[dateline] Haverhill April 25th. 1785
[salute] My Dear Sister
Not to hear one word from Novem. to April seemed a very long space of Time, to One solicitous for the Welfare, and deeply interested in every-thing relative to, or that can affect the Happiness of a much loved Sister. I have this Week been made happy by receiving two charming Letters from you.1
It was a Repast my very Soul thirsted after. And as I am informed that a Vessel is to sail the last of this Month, I wish to improve this Opportunity of Writing to you, as I flatter myself you will be gratified by hearing from me. Altho' my Letters cannot boast of the same excellencies
, as those I receive, yet I may venture to say, they are not presented with less love, and tender Affection. I thank you my Sister for your kind solicitude for my Health. Be assured I received it just as you intended, as an effusion of your Love, and Benevolence, and I never entertained even in younger Life, an Idea that You
wished to assert the superiority of eldership. If at any time your Counsel and Advice, ever opposed my Inclination, I always believed it to arise from the heighth of goodness, and from too great an Opinion of, and Love for me.—Let me assure you I have acted agreeable to your Injunctions, though I cannot say it was without Mr. Shaws interposition, and have not Ironed or touched the wet Cloaths this Winter. I have been obliged to content myself by employing my Time in a Way that would expose my Health less, and I hope as useful to my Family: As we have had twelve in it all Winter,2
I find there is sufficent sewing, and no occasion for my being idle. My Health this Spring is much as usual, I have no Cough, but my Lungs are still weak. When I see how many hardships Others can endure I am almost tempted to repine at my own feeble Constitution, but that would be opposite to that Humility of Heart which makes happy. Gratitude for present Mercies, and cheerful Resignation to the dispensations of Providence in all time to come is a Temper of Mind I would wish devoutely to cultivate.
Your Children are still in fine Health, they have been two Quarters to dancing School, and they both dance excellently, but Mr. Charles exquisitely. You know what an Ear he has for Musick, and that has been of Great advantage to him in his movements. He is graceful in all his motions, and attitudes, he, as if his Profile had been faithful to the maternal charge, has held up his head much better than formerly. At the close of each Quarter the[y]
have had a Ball, in our
new assembly Room, and Mr. Charles had the honour of opening it, with a Minuet, with Miss Sally White.3
I find the Misses all like to have him for a Partner. Mr. Le Blanch closed his School with a publick Ball the 15 of this Month, and now Mr. Charles having improved by the Graces, must pursue after their Mistress Literature, with greater diligence than ever, for it is but a few Months now, before Mr. Shaw expects to offer him, with Mr. Samuel Walker, at the University of Cambridge, where I hope neither Preceptor, nor Scholar will have the mortification of a Refusal.
Thomas is a very good Child, he does not want for fondling over because your are absent, he has many a kind stroke, and kiss upon that account.
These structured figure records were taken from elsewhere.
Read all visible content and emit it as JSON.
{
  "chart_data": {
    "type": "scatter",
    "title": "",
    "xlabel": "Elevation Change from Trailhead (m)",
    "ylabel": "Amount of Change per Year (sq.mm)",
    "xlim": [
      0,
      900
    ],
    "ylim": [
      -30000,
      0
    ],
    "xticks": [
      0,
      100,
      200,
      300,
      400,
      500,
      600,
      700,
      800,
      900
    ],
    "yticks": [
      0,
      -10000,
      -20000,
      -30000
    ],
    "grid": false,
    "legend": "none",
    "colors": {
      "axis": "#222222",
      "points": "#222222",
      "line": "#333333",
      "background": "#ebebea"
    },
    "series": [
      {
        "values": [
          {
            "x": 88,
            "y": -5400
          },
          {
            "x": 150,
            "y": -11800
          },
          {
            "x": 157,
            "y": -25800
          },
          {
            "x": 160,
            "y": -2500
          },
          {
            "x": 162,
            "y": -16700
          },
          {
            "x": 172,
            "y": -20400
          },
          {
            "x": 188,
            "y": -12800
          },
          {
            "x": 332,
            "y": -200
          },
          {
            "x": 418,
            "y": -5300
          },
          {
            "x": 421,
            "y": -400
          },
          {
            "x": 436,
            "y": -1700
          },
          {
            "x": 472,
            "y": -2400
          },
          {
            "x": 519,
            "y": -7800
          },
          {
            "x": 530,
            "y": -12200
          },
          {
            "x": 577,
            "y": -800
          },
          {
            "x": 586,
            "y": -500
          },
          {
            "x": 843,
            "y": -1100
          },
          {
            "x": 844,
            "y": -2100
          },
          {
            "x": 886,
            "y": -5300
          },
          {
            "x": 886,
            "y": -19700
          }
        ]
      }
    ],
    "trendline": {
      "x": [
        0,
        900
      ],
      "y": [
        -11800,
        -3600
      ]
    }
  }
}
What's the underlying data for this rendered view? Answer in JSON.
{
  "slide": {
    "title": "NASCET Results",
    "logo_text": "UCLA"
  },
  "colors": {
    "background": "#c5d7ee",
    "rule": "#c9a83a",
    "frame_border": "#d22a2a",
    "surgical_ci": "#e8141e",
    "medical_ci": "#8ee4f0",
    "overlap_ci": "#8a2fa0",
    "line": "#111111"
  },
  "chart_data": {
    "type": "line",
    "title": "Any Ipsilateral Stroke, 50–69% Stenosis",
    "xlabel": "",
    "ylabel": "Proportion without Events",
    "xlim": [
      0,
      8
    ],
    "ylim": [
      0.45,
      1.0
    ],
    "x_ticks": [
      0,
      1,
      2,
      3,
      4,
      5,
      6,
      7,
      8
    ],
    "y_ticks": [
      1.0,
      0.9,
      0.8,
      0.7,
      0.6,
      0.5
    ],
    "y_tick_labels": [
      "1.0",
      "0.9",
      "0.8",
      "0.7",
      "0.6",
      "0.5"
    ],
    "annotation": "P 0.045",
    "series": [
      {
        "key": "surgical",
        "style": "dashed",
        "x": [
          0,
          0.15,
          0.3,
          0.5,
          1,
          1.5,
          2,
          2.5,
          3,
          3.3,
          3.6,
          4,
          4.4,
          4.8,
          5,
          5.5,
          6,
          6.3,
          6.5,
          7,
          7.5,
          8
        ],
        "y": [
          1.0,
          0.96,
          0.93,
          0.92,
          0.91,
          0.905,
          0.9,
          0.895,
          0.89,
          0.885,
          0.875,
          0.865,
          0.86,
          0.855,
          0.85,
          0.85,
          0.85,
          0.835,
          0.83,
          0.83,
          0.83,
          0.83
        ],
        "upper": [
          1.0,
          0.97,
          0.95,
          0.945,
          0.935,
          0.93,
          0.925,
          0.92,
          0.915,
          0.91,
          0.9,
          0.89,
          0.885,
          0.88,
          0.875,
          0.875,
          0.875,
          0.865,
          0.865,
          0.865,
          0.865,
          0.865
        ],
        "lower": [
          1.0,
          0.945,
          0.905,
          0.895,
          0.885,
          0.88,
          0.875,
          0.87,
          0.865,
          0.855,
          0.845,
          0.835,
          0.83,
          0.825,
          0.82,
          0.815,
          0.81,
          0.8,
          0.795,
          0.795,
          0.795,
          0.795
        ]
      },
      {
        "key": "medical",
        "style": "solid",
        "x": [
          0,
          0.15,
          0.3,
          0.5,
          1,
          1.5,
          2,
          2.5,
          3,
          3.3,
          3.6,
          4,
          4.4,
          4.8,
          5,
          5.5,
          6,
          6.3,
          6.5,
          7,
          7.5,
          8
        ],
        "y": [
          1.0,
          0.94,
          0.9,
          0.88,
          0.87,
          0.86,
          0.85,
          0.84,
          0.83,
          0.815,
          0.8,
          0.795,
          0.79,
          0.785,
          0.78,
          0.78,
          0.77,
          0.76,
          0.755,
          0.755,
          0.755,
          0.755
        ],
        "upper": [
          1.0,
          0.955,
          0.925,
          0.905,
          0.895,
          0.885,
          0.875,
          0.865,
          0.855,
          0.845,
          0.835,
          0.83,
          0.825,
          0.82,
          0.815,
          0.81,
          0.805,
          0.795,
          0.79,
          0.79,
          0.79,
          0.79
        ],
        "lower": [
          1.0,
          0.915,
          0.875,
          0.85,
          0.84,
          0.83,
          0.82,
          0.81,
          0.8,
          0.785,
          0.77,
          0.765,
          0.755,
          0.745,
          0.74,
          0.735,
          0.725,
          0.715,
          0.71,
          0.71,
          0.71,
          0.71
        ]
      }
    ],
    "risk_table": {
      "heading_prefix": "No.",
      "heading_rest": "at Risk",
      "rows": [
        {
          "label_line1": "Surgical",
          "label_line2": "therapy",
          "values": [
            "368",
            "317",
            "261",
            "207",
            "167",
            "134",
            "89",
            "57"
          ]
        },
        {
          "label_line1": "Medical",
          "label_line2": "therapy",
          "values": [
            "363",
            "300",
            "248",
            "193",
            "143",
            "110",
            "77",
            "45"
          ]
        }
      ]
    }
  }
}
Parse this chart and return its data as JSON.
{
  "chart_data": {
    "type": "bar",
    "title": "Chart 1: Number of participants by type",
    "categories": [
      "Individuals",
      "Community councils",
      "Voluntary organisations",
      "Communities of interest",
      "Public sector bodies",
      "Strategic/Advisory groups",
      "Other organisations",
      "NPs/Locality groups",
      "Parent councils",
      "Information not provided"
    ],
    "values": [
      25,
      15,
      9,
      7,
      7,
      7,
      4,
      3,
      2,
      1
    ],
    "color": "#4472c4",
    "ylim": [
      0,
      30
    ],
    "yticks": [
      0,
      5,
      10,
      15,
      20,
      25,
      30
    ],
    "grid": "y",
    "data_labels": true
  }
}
Miss Nancy often makes me think of your Jenny's behaviour to Tommy, the pleasantness and innocence of two little Children. I think his natural roughness is much worn of, and he never thinks of seting down out of his School Room, but with us.
I have not received the Trunk of Cloaths you mention yet, but hope to, before I make their Summer wear, for Cousin Charles has outgrown all his, and Thomas must have them. I have made them both Winter Coats and waistcoats of cloth couloured Lambskin. It was Mr. Charle's Taste. Tommys uniform blue coat and Jacket, and [I?] shall carry to Braintree. I believe they both will make a very good coat for his Cousin Boylstone. What they have not out-grown, I have mended so that they are not worth much. I shall endeavour to distribute their cloaths so as to do as much good as possible, or in other words, I shall act as I think my Sister would. I believe the Linnen which was made up for my Cousins before you embarked was damaged, for they did not put them on till the midle of January, and they are now mended more than you would wish to see them. I sent Last week to have Linnen purchased for them and it is accordingly done. So you need not think the poor Boys will suffer. For I shall always take unspeakable pleasure in serving them, while their dear native Gaurdians are absent.—Judge Seargants [Sargeant] Family are well. Mr. Payson was married to Mrs. White a month ago, and I have made the wedding Visit, and found them as fond a Couple as you would chuse to see in the honey-Moon.—Dear Venerable Mrs. Marsh has been confined to her room, and cheifly to her Bed, ever since September, but as meek, and resigned as Patience itself. Faith, Hope, and humble Zeal asswages her Pain, and lightens the weight of her heavy Sufferings.
I have most got to the end of my paper, and have not said half what I intended. I have not thanked You for your account of Enfans
Trouves, I indeed lament the Cause, while I am pleased with the Institution. I think that country that will admit 52 thousand unmarried Women to enter their Names at the police for abandoned purposes, ought certainly to make ample provision for such a spurious Offspring.